Кивнув Тибу, он отправился вниз по лестнице, продолжая с равнодушным видом выслушивать уговоры Сильва. Как-то так получилось, что все пятеро отправились по солнечной улице: Жози, забыв надеть шляпку, шла рядом с Тибом, а тылы прикрывала Кэнди.

— … но ведь это предложение от королевского двора! — настойчиво продолжал свои уговоры Сильв. — Вы станете ассистентом великого доктора Эванса, к которому ходит весь Париж! Это будет то, что англичане называют «командой» — вы понимаете, доктор?

Доктор Пилгрим остановился, и вся процессия остановилась рядом с ним.

— Я, в первую очередь, американец, так что всегда сам решаю, принимать ли мне предложение, или нет — и тем более столь неожиданное!

Капитан Сильв в отчаянии вскинул руки.

— Хирург самого французского императора! Большой доход, возможно — орден Почетного легиона, прекрасный экипаж для прогулок в Булонском лесу! И вы всерьез думаете о том, чтобы остаться тут, в этой дыре?

Доктор Пилгрим зашагал дальше.

— Лично для меня никакая тут не дыра! — произнес он. — Знаете, что за здание вон там, слева?

— Конечно! Это Капитолий!

— С его ступеней наш погибший мученической смертью президент произносил свою вторую инаугурационную речь!

Из-за спины Жози донесся робкий голос:

— Не знаю я, идете вы все из-за меня или еще куда, но сдается мне, что сама-то я просто за вами тащусь!

После слов Кэнди Жози почувствовала, что и она всего лишь участник этого шествия, и обратилась к брату с нарочито-беззаботным видом:

— А куда это мы идем, Эрнест?

— Разумеется, к ювелиру, — ответил доктор Пилгрим. — Не могу же я сотворить золотые зубы из пустоты! Последний кусочек своего золотого запаса я истратил вчера.
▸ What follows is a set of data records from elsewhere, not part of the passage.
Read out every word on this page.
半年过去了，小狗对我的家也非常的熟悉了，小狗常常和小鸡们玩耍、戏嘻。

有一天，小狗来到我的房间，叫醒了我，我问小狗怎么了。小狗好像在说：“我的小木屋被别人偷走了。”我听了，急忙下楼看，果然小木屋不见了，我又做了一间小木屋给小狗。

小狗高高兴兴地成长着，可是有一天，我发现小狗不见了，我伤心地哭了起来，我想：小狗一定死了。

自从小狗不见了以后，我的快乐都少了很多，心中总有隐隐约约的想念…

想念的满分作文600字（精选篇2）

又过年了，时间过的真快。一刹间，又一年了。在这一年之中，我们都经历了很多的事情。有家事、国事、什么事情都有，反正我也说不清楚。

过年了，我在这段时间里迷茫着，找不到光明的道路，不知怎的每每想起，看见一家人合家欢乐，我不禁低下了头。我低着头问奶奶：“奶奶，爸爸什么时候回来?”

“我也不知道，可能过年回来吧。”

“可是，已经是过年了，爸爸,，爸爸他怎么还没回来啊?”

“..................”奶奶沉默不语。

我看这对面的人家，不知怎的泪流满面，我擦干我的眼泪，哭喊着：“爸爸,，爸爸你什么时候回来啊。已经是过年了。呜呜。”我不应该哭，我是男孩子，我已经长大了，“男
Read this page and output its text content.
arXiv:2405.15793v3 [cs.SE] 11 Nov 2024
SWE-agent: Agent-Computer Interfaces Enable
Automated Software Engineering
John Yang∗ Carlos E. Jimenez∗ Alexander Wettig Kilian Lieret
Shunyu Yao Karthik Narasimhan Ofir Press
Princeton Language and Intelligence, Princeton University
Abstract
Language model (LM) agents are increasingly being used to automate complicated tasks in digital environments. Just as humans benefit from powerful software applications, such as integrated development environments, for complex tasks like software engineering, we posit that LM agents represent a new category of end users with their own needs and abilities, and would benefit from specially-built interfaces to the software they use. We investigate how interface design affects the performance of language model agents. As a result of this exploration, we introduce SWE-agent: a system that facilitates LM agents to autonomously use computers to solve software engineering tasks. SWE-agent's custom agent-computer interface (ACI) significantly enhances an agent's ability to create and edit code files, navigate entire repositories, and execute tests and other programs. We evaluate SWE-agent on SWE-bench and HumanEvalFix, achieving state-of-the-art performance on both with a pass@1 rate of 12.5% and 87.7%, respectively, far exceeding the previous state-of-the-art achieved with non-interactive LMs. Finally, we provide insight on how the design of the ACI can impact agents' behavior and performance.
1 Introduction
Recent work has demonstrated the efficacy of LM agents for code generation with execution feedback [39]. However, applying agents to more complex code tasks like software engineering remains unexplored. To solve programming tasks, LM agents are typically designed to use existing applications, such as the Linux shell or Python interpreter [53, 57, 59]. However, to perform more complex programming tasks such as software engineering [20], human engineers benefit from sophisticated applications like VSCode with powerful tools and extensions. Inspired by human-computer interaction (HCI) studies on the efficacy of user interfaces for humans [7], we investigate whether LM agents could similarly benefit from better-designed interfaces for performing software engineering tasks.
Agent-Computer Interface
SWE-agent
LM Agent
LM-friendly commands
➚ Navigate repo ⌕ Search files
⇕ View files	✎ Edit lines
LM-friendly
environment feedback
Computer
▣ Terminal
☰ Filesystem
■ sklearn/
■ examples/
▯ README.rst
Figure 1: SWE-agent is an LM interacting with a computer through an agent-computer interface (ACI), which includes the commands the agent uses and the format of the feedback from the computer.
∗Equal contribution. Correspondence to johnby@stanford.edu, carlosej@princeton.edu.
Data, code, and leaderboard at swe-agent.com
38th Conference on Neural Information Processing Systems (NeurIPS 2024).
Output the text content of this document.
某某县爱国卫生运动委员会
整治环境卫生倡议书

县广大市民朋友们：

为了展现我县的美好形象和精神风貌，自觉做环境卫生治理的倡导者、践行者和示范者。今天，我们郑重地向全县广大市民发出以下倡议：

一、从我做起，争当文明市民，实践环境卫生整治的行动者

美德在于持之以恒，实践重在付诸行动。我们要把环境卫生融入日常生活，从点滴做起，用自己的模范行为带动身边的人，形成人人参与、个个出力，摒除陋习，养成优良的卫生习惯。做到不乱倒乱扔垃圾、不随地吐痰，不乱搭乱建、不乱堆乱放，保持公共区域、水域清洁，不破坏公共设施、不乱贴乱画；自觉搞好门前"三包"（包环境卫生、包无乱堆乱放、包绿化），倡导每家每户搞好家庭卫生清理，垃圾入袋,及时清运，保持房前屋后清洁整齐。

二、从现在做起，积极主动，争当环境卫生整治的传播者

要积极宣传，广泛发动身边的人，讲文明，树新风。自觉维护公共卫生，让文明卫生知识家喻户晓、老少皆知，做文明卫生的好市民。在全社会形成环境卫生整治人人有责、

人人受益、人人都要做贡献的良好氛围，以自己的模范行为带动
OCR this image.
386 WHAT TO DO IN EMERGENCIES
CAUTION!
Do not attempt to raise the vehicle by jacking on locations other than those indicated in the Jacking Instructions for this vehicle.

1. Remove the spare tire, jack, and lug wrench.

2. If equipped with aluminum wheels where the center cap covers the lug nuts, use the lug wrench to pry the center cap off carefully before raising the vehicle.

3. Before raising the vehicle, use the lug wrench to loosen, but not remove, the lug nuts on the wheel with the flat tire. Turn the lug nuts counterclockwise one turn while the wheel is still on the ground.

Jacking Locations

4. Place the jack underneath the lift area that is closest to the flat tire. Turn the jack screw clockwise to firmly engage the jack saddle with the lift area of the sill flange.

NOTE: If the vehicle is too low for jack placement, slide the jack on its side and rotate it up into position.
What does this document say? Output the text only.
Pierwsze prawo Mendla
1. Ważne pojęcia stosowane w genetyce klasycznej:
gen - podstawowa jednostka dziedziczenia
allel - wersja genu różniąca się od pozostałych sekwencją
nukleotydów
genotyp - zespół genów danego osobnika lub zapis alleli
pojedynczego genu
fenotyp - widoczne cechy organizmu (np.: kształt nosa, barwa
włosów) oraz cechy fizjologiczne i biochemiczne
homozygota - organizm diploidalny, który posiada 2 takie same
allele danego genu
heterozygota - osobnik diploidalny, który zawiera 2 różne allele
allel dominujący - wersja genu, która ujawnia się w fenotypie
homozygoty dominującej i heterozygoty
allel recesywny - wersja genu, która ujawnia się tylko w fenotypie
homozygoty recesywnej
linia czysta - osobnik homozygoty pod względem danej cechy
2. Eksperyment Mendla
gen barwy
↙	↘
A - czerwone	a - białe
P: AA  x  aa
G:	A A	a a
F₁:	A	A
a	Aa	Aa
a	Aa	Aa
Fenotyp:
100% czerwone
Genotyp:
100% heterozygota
Если бы молодой южанин произнес хоть слово, Жози овладела бы ситуацией, но южанин лишь вторил её неуверенности относительно каждого последующего шага.

На следующем перекрестке Жози повернулась к нему и сказала с почти родственным раздражением:

— Сэр, я надеюсь, вы на нас не рассердитесь? Приходите в другой день, и у брата обязательно найдется возможность вас принять.

— Пожалуй, я пройдусь с вашим братом, — мрачно произнес Тиб.

— Я вас прошу! — прошептала она. — Ну зачем вам опять эта ужасная война?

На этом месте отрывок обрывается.